Nilai Area Under Curve (AUC) sebesar 0.84 menunjukkan kemampuan model dalam membedakan kelas positif dan negatif. Nilai tersebut mengindikasikan bahwa model memiliki kemampuan diskriminatif yang baik.
Semakin mendekati sudut kiri atas pada grafik ROC, semakin baik kemampuan model dalam mencapai tingkat true positive rate yang tinggi dengan false positive rate yang rendah. Dengan nilai AUC yang diperoleh, model dapat dikatakan memiliki performa yang baik dalam melakukan klasifikasi.
Analisis ini bertujuan untuk membangun model klasifikasi diabetes menggunakan regresi logistik berdasarkan variabel klinis pasien. Proses analisis diawali dengan tahapan preprocessing yang meliputi penanganan nilai nol sebagai missing value, imputasi median, deteksi dan penanganan outlier menggunakan metode winsorizing, serta normalisasi data untuk meningkatkan stabilitas estimasi model.
Berdasarkan hasil estimasi, model regresi logistik mampu mengidentifikasi hubungan antara variabel prediktor dan probabilitas kejadian diabetes. Evaluasi kinerja model menunjukkan bahwa model memiliki tingkat akurasi sebesar 0.7662, dengan nilai precision sebesar 0.7857 dan recall sebesar 0.88. Selain itu, nilai F1-Score sebesar 0.8302 menunjukkan keseimbangan antara precision dan recall dalam mengukur kemampuan model dalam mengklasifikasikan kasus diabetes.

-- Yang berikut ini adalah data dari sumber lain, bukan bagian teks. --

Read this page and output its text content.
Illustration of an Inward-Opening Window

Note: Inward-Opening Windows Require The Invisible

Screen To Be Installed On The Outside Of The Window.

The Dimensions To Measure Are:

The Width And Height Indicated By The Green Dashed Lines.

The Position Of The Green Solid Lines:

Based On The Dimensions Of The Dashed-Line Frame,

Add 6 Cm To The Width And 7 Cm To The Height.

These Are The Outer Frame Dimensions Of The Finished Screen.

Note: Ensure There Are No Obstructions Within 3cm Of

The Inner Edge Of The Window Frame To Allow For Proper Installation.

Selain itu, nilai Area Under Curve (AUC) sebesar 0.8395 mengindikasikan bahwa model memiliki kemampuan diskriminatif yang baik dalam membedakan kelas positif dan negatif secara keseluruhan tanpa bergantung pada satu nilai threshold tertentu.

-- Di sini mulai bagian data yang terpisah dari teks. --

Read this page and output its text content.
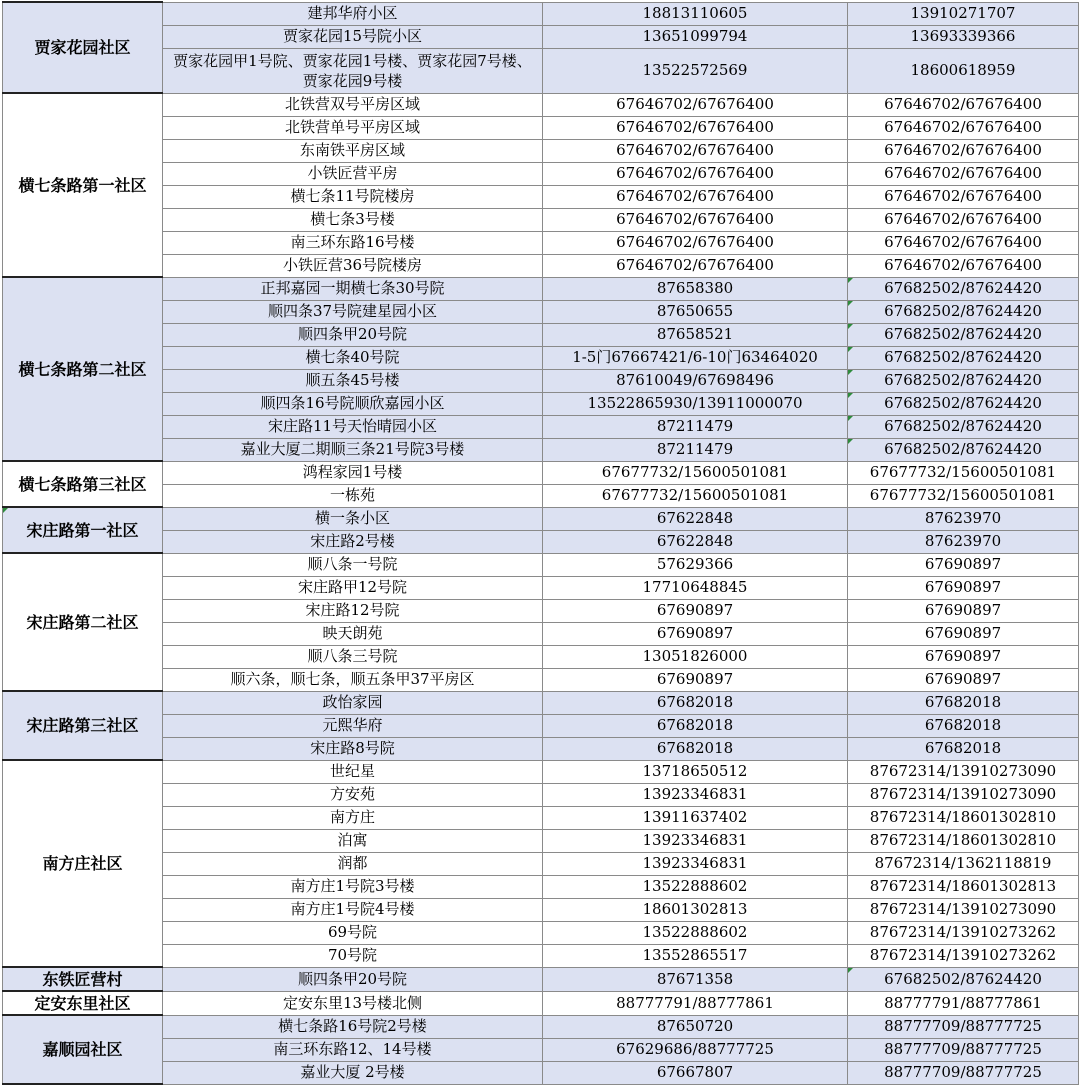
贾家花园社区	建邦华府小区	18813110605	13910271707
	贾家花园15号院小区	13651099794	13693339366
	贾家花园甲1号院、贾家花园1号楼、贾家花园7号楼、贾家花园9号楼	13522572569	18600618959
横七条路第一社区	北铁营双号平房区域	67646702/67676400	67646702/67676400
	北铁营单号平房区域	67646702/67676400	67646702/67676400
	东南铁平房区域	67646702/67676400	67646702/67676400
	小铁匠营平房	67646702/67676400	67646702/67676400
	横七条11号院楼房	67646702/67676400	67646702/67676400
	横七条3号楼	67646702/67676400	67646702/67676400
	南三环东路16号楼	67646702/67676400	67646702/67676400
	小铁匠营36号院楼房	67646702/67676400	67646702/67676400
横七条路第二社区	正邦嘉园一期横七条30号院	87658380	67682502/87624420
	顺四条37号院建星园小区	87650655	67682502/87624420
	顺四条甲20号院	87658521	67682502/87624420
	横七条40号院	1-5门67667421/6-10门63464020	67682502/87624420
	顺五条45号楼	87610049/67698496	67682502/87624420
	顺四条16号院顺欣嘉园小区	13522865930/13911000070	67682502/87624420
	宋庄路11号天怡晴园小区	87211479	67682502/87624420
	嘉业大厦二期顺三条21号院3号楼	87211479	67682502/87624420
横七条路第三社区	鸿程家园1号楼	67677732/15600501081	67677732/15600501081
	一栋苑	67677732/15600501081	67677732/15600501081
宋庄路第一社区	横一条小区	67622848	87623970
	宋庄路2号楼	67622848	87623970
宋庄路第二社区	顺八条一号院	57629366	67690897
	宋庄路甲12号院	17710648845	67690897
	宋庄路12号院	67690897	67690897
	映天朗苑	67690897	67690897
	顺八条三号院	13051826000	67690897
	顺六条，顺七条，顺五条甲37平房区	67690897	67690897
宋庄路第三社区	政怡家园	67682018	67682018
	元熙华府	67682018	67682018
	宋庄路8号院	67682018	67682018
南方庄社区	世纪星	13718650512	87672314/13910273090
	方安苑	13923346831	87672314/13910273090
	南方庄	13911637402	87672314/18601302810
	泊寓	13923346831	87672314/18601302810
	润都	13923346831	87672314/1362118819
	南方庄1号院3号楼	13522888602	87672314/18601302813
	南方庄1号院4号楼	18601302813	87672314/13910273090
	69号院	13522888602	87672314/13910273262
	70号院	13552865517	87672314/13910273262
东铁匠营村	顺四条甲20号院	87671358	67682502/87624420
定安东里社区	定安东里13号楼北侧	88777791/88777861	88777791/88777861
嘉顺园社区	横七条路16号院2号楼	87650720	88777709/88777725
	南三环东路12、14号楼	67629686/88777725	88777709/88777725
	嘉业大厦 2号楼	67667807	88777709/88777725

Secara umum, model regresi logistik yang dibangun telah mampu memberikan performa klasifikasi yang cukup baik dalam membedakan individu yang berisiko diabetes dan yang tidak. Meskipun demikian, performa model masih dapat ditingkatkan melalui eksplorasi metode klasifikasi lain atau penambahan variabel prediktor yang lebih komprehensif.